The California Environmental Protection Agency released a statewide list of census tracts (about 8,000) that are most impacted by pollution, providing a ranking to influence regulators to clean up specific neighborhoods with a long history of health risks.
Most of the areas are located in the San Joaquin Valley, Los Angeles County, and Inland Empire. This objective list of environmental conditions serves as a strong tool to encourage regulators to take action on specific highly-polluted neighborhoods. As a result, highly-valued state resources can now be targeted where they are needed the most.
Source: LA Times 20140423
The screening tool is called Cal EnviroScreen and it takes into account multiple environmental conditions, such as polluted air, water, waste facilities, and contaminated soil, in the neighborhood. In addition, the Cal EnviroScreen considers socioeconomic traits like poverty, education, and unemployment.

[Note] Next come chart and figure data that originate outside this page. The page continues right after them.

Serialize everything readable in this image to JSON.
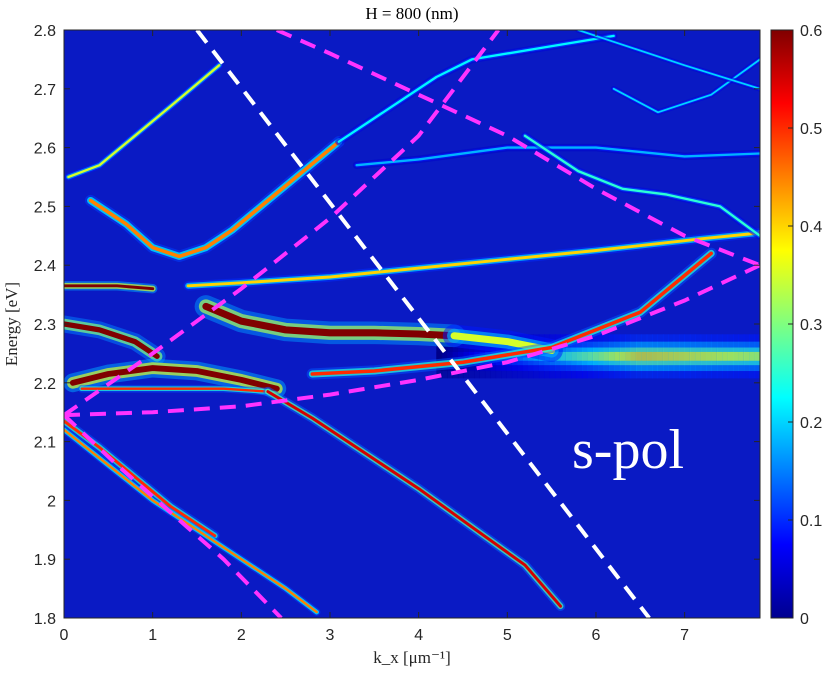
{
  "chart_data": {
    "type": "heatmap",
    "title": "H = 800 (nm)",
    "xlabel": "k_x [μm⁻¹]",
    "ylabel": "Energy [eV]",
    "xlim": [
      0,
      7.85
    ],
    "ylim": [
      1.8,
      2.8
    ],
    "x_ticks": [
      "0",
      "1",
      "2",
      "3",
      "4",
      "5",
      "6",
      "7"
    ],
    "y_ticks": [
      "1.8",
      "1.9",
      "2",
      "2.1",
      "2.2",
      "2.3",
      "2.4",
      "2.5",
      "2.6",
      "2.7",
      "2.8"
    ],
    "colorbar": {
      "range": [
        0,
        0.6
      ],
      "ticks": [
        "0",
        "0.1",
        "0.2",
        "0.3",
        "0.4",
        "0.5",
        "0.6"
      ],
      "colormap": "jet"
    },
    "background_color": "#0a1ac4",
    "annotation": "s-pol",
    "bands": [
      {
        "name": "upper-lower-branch",
        "points": [
          [
            0.05,
            2.55
          ],
          [
            0.4,
            2.57
          ],
          [
            0.8,
            2.62
          ],
          [
            1.2,
            2.67
          ],
          [
            1.75,
            2.74
          ]
        ],
        "peak": 0.35,
        "width": 0.004
      },
      {
        "name": "upper-polariton-arc",
        "points": [
          [
            0.3,
            2.51
          ],
          [
            0.7,
            2.47
          ],
          [
            1.0,
            2.43
          ],
          [
            1.3,
            2.415
          ],
          [
            1.6,
            2.43
          ],
          [
            1.9,
            2.46
          ],
          [
            2.3,
            2.51
          ],
          [
            2.7,
            2.56
          ],
          [
            3.1,
            2.61
          ]
        ],
        "peak": 0.45,
        "width": 0.006
      },
      {
        "name": "band-2.365",
        "points": [
          [
            0,
            2.365
          ],
          [
            0.6,
            2.365
          ],
          [
            1.0,
            2.36
          ]
        ],
        "peak": 0.7,
        "width": 0.005
      },
      {
        "name": "band-2.30",
        "points": [
          [
            0,
            2.3
          ],
          [
            0.4,
            2.29
          ],
          [
            0.8,
            2.27
          ],
          [
            1.05,
            2.245
          ]
        ],
        "peak": 0.6,
        "width": 0.009
      },
      {
        "name": "middle-polariton",
        "points": [
          [
            1.6,
            2.33
          ],
          [
            2.0,
            2.305
          ],
          [
            2.5,
            2.29
          ],
          [
            3.0,
            2.285
          ],
          [
            3.5,
            2.285
          ],
          [
            4.0,
            2.283
          ],
          [
            4.4,
            2.28
          ]
        ],
        "peak": 0.65,
        "width": 0.012
      },
      {
        "name": "middle-tail",
        "points": [
          [
            4.4,
            2.28
          ],
          [
            5.0,
            2.27
          ],
          [
            5.5,
            2.255
          ]
        ],
        "peak": 0.35,
        "width": 0.012
      },
      {
        "name": "cross-band",
        "points": [
          [
            1.4,
            2.365
          ],
          [
            2.0,
            2.37
          ],
          [
            3.0,
            2.38
          ],
          [
            4.0,
            2.395
          ],
          [
            5.0,
            2.41
          ],
          [
            6.0,
            2.425
          ],
          [
            7.2,
            2.445
          ],
          [
            7.85,
            2.455
          ]
        ],
        "peak": 0.4,
        "width": 0.005
      },
      {
        "name": "lower-rising-band",
        "points": [
          [
            2.8,
            2.215
          ],
          [
            3.5,
            2.22
          ],
          [
            4.5,
            2.235
          ],
          [
            5.5,
            2.26
          ],
          [
            6.5,
            2.32
          ],
          [
            7.3,
            2.42
          ]
        ],
        "peak": 0.5,
        "width": 0.006
      },
      {
        "name": "lower-arc-top",
        "points": [
          [
            0.1,
            2.2
          ],
          [
            0.5,
            2.215
          ],
          [
            1.0,
            2.225
          ],
          [
            1.5,
            2.22
          ],
          [
            2.0,
            2.205
          ],
          [
            2.4,
            2.19
          ]
        ],
        "peak": 0.7,
        "width": 0.01
      },
      {
        "name": "lower-arc-line",
        "points": [
          [
            0.2,
            2.19
          ],
          [
            1.0,
            2.19
          ],
          [
            1.8,
            2.19
          ],
          [
            2.3,
            2.185
          ]
        ],
        "peak": 0.5,
        "width": 0.004
      },
      {
        "name": "descending-long",
        "points": [
          [
            2.3,
            2.185
          ],
          [
            2.8,
            2.14
          ],
          [
            3.4,
            2.08
          ],
          [
            4.0,
            2.02
          ],
          [
            4.6,
            1.955
          ],
          [
            5.2,
            1.89
          ],
          [
            5.6,
            1.82
          ]
        ],
        "peak": 0.55,
        "width": 0.005
      },
      {
        "name": "descending-left-upper",
        "points": [
          [
            0,
            2.135
          ],
          [
            0.4,
            2.09
          ],
          [
            0.8,
            2.04
          ],
          [
            1.2,
            1.99
          ],
          [
            1.7,
            1.94
          ]
        ],
        "peak": 0.5,
        "width": 0.005
      },
      {
        "name": "descending-left-lower",
        "points": [
          [
            0,
            2.12
          ],
          [
            0.5,
            2.06
          ],
          [
            1.0,
            2.0
          ],
          [
            1.5,
            1.95
          ],
          [
            2.0,
            1.9
          ],
          [
            2.5,
            1.85
          ],
          [
            2.85,
            1.81
          ]
        ],
        "peak": 0.45,
        "width": 0.004
      },
      {
        "name": "upper-right-band-1",
        "points": [
          [
            3.1,
            2.61
          ],
          [
            3.6,
            2.66
          ],
          [
            4.2,
            2.72
          ],
          [
            4.6,
            2.75
          ],
          [
            5.4,
            2.77
          ],
          [
            6.2,
            2.79
          ]
        ],
        "peak": 0.22,
        "width": 0.004
      },
      {
        "name": "upper-right-band-2",
        "points": [
          [
            3.3,
            2.57
          ],
          [
            4.0,
            2.58
          ],
          [
            5.0,
            2.6
          ],
          [
            6.0,
            2.6
          ],
          [
            7.0,
            2.585
          ],
          [
            7.85,
            2.59
          ]
        ],
        "peak": 0.18,
        "width": 0.004
      },
      {
        "name": "upper-right-band-3",
        "points": [
          [
            5.2,
            2.62
          ],
          [
            5.8,
            2.56
          ],
          [
            6.3,
            2.53
          ],
          [
            6.8,
            2.52
          ],
          [
            7.4,
            2.5
          ],
          [
            7.85,
            2.45
          ]
        ],
        "peak": 0.25,
        "width": 0.004
      },
      {
        "name": "upper-right-band-4",
        "points": [
          [
            6.2,
            2.7
          ],
          [
            6.7,
            2.66
          ],
          [
            7.3,
            2.69
          ],
          [
            7.85,
            2.75
          ]
        ],
        "peak": 0.2,
        "width": 0.003
      },
      {
        "name": "upper-right-band-5",
        "points": [
          [
            5.8,
            2.8
          ],
          [
            6.2,
            2.78
          ],
          [
            7.0,
            2.74
          ],
          [
            7.85,
            2.7
          ]
        ],
        "peak": 0.2,
        "width": 0.003
      }
    ],
    "broad_glow": {
      "center_energy": 2.245,
      "x_start": 4.2,
      "x_peak": 6.5,
      "peak": 0.42,
      "width": 0.025
    },
    "dashed_lines": [
      {
        "color": "#ffffff",
        "points": [
          [
            1.5,
            2.8
          ],
          [
            6.6,
            1.8
          ]
        ]
      },
      {
        "color": "#ff33ff",
        "points": [
          [
            0,
            2.145
          ],
          [
            1.0,
            2.25
          ],
          [
            2.0,
            2.36
          ],
          [
            3.0,
            2.48
          ],
          [
            4.0,
            2.62
          ],
          [
            4.9,
            2.8
          ]
        ]
      },
      {
        "color": "#ff33ff",
        "points": [
          [
            0,
            2.145
          ],
          [
            1.0,
            2.15
          ],
          [
            2.0,
            2.16
          ],
          [
            3.0,
            2.18
          ],
          [
            4.0,
            2.205
          ],
          [
            5.0,
            2.235
          ],
          [
            6.0,
            2.28
          ],
          [
            7.0,
            2.34
          ],
          [
            7.85,
            2.4
          ]
        ]
      },
      {
        "color": "#ff33ff",
        "points": [
          [
            2.4,
            2.8
          ],
          [
            3.0,
            2.76
          ],
          [
            4.0,
            2.69
          ],
          [
            5.0,
            2.62
          ],
          [
            6.0,
            2.53
          ],
          [
            7.0,
            2.45
          ],
          [
            7.85,
            2.4
          ]
        ]
      },
      {
        "color": "#ff33ff",
        "points": [
          [
            0,
            2.145
          ],
          [
            0.6,
            2.06
          ],
          [
            1.2,
            1.98
          ],
          [
            1.8,
            1.9
          ],
          [
            2.45,
            1.8
          ]
        ]
      }
    ]
  }
}
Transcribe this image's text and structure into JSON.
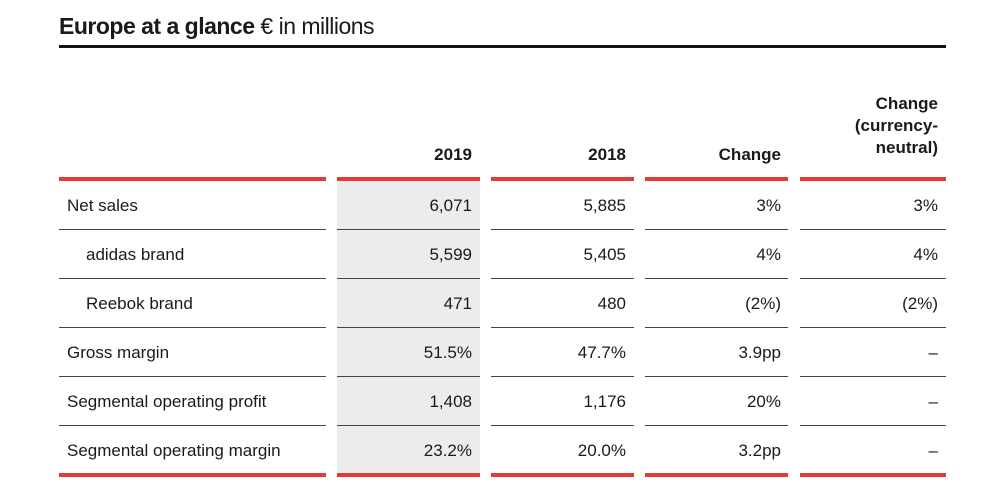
{
  "title": {
    "bold": "Europe at a glance",
    "light": "€ in millions"
  },
  "columns": {
    "c2019": "2019",
    "c2018": "2018",
    "change": "Change",
    "change_cn": [
      "Change",
      "(currency-",
      "neutral)"
    ]
  },
  "rows": [
    {
      "label": "Net sales",
      "v2019": "6,071",
      "v2018": "5,885",
      "change": "3%",
      "change_cn": "3%"
    },
    {
      "label": "adidas brand",
      "v2019": "5,599",
      "v2018": "5,405",
      "change": "4%",
      "change_cn": "4%"
    },
    {
      "label": "Reebok brand",
      "v2019": "471",
      "v2018": "480",
      "change": "(2%)",
      "change_cn": "(2%)"
    },
    {
      "label": "Gross margin",
      "v2019": "51.5%",
      "v2018": "47.7%",
      "change": "3.9pp",
      "change_cn": "–"
    },
    {
      "label": "Segmental operating profit",
      "v2019": "1,408",
      "v2018": "1,176",
      "change": "20%",
      "change_cn": "–"
    },
    {
      "label": "Segmental operating margin",
      "v2019": "23.2%",
      "v2018": "20.0%",
      "change": "3.2pp",
      "change_cn": "–"
    }
  ],
  "colors": {
    "accent": "#e23c33",
    "shade": "#ececec"
  }
}
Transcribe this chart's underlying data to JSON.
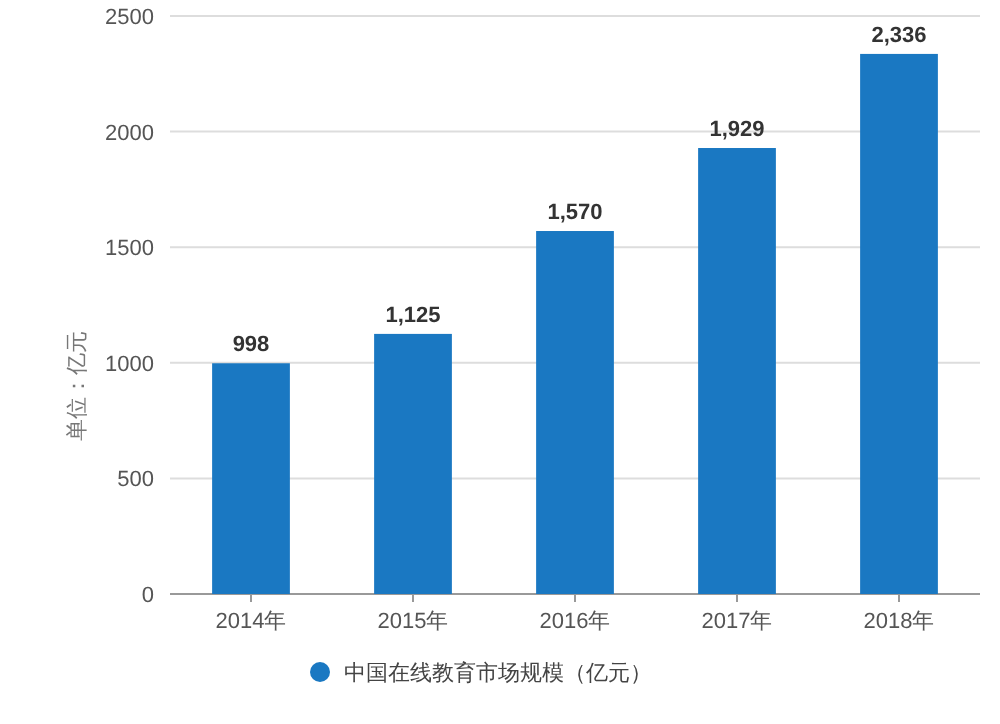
{
  "chart_data": {
    "type": "bar",
    "ylabel": "单位：亿元",
    "categories": [
      "2014年",
      "2015年",
      "2016年",
      "2017年",
      "2018年"
    ],
    "series": [
      {
        "name": "中国在线教育市场规模（亿元）",
        "color": "#1a78c2",
        "values": [
          998,
          1125,
          1570,
          1929,
          2336
        ],
        "value_labels": [
          "998",
          "1,125",
          "1,570",
          "1,929",
          "2,336"
        ]
      }
    ],
    "ylim": [
      0,
      2500
    ],
    "yticks": [
      0,
      500,
      1000,
      1500,
      2000,
      2500
    ],
    "grid": "y",
    "legend": "bottom"
  }
}
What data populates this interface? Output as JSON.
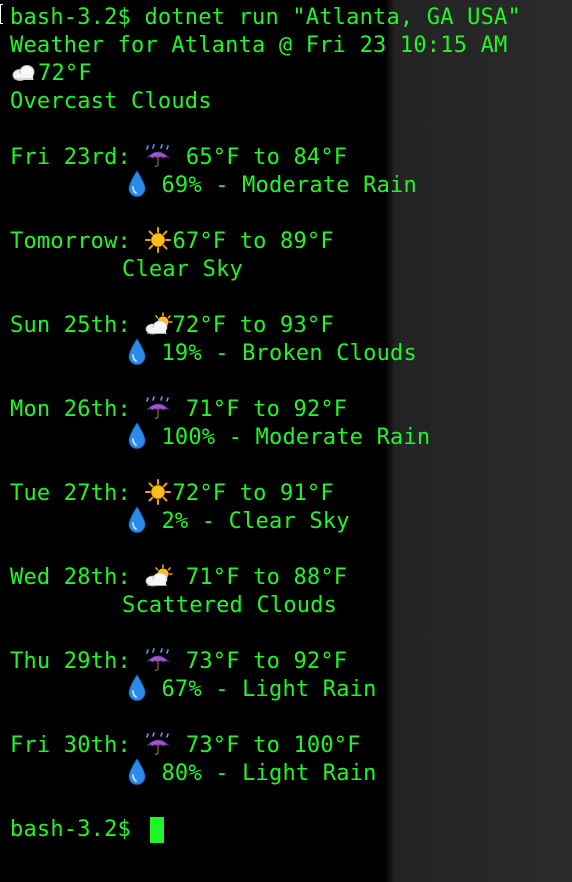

In 2012, Kevin de Leon (D-Los Angeles) wrote SB 535 which says that states should require to spend 25% of the auction proceeds from California’s cap and trade program towards disadvantaged communities that have high concentrations of pollution. SB 535 has been signed into law and Governor Jerry Brown’s proposed budget for 2014-15 would reserve approximately $225 million from the cap and trade proceeds ($850 million) for these distressed communities.
Governmental agencies can now zero in on these environmental risks in communities with as few as 2,500 people through a variety of actions including environmental enforcement, cleanups, and economic solutions like sustainable development projects that create jobs.